# my apartment might be too hot for a hedgehog?



## awbat3 (Jun 2, 2011)

Hi, so I am new and still in the stages of preparing for a hedgehog. I hope to get a baby by the end of July. My concern is- my apartment gets really warm at night. I have my air conditioner set fairly low in the bedroom, then the living room gets scorching. How can I keep a future cage cool enough? Any suggestions will be appreciated!


----------



## elise5211 (Jun 2, 2011)

What does the thermometer read?


----------



## awbat3 (Jun 2, 2011)

When I got up this morning the living room was about 80, maybe a degree or two warmer.

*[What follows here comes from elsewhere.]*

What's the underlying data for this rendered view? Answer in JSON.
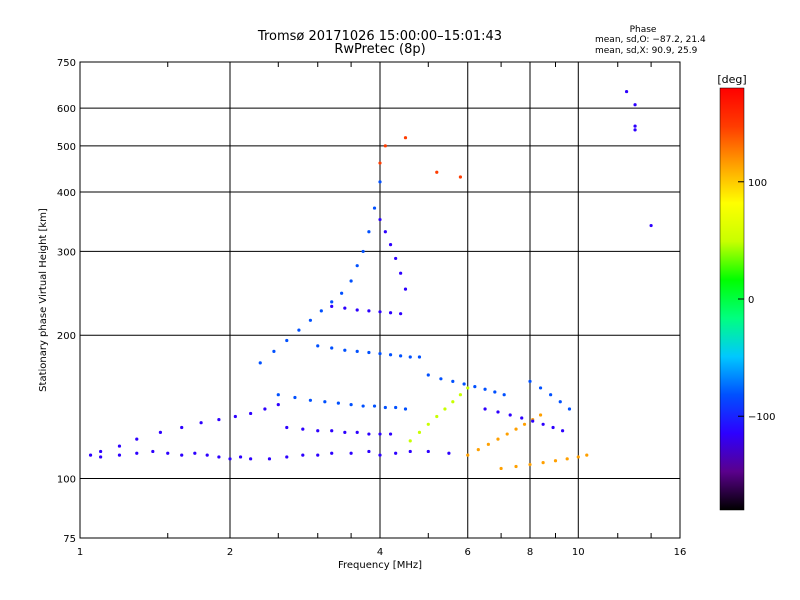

That was with the bedroom door shut, and that is where the A/C unit is. The a/c is at about 67 but turns off when it reaches that. I guess I may just need to open the bedroom door at night? It may raise the electricity bill, but it could be done


----------



## elise5211 (Jun 2, 2011)

The room my hedgie is often times that hot, and she seems fine. African pygmies are mostly aestivators, so it's better to be a warmer than a little bit cold. When the heat wave happened a few days ago (and today actually) and her room got around 85, I could tell she was too hot, so I put a sack of ice in her cage.


----------



## Immortalia (Jan 24, 2009)

80 is perfectly ok. Just have a tile in the cage to provide a cooler place to splat and the hedgie should be fine. Even a small fan not directly pointed at the cage just to get circulation going will be fine. 67F ac air is much too cold for a hedgie, especially since ac air feels colder than it reads. So it'd feel more like low 60s which is deadly to a hedgie.


----------



## awbat3 (Jun 2, 2011)

thank you both so much! so, it may be a better idea to keep the door shut, thus trapping the cool air in the bedroom, and keeping the hedgie in the living room, but providing a tile to cool down with? Just making sure my future hedgie's home will work =)


----------



## Quinn (Apr 24, 2011)

Same problem here in Toronto. I just moved into an apartment and there's no air con  . Also we're breaking heat records today! I'm scared it's too hot for Quinn since she likes it cooler around 72 degrees. It's defiantely over 80 degrees in here and I have numerous fans running. I was thinking of putting her in the bathroom with the tile floors.


----------



## elise5211 (Jun 2, 2011)

Donna's room is REALLY hot right now (87 degrees) so I put a bag of ice on top of her flower pot. I woke her up and put her in there to let her know that it's cool in there, but she just went right back into her igloo, like the heat is not a problem.


----------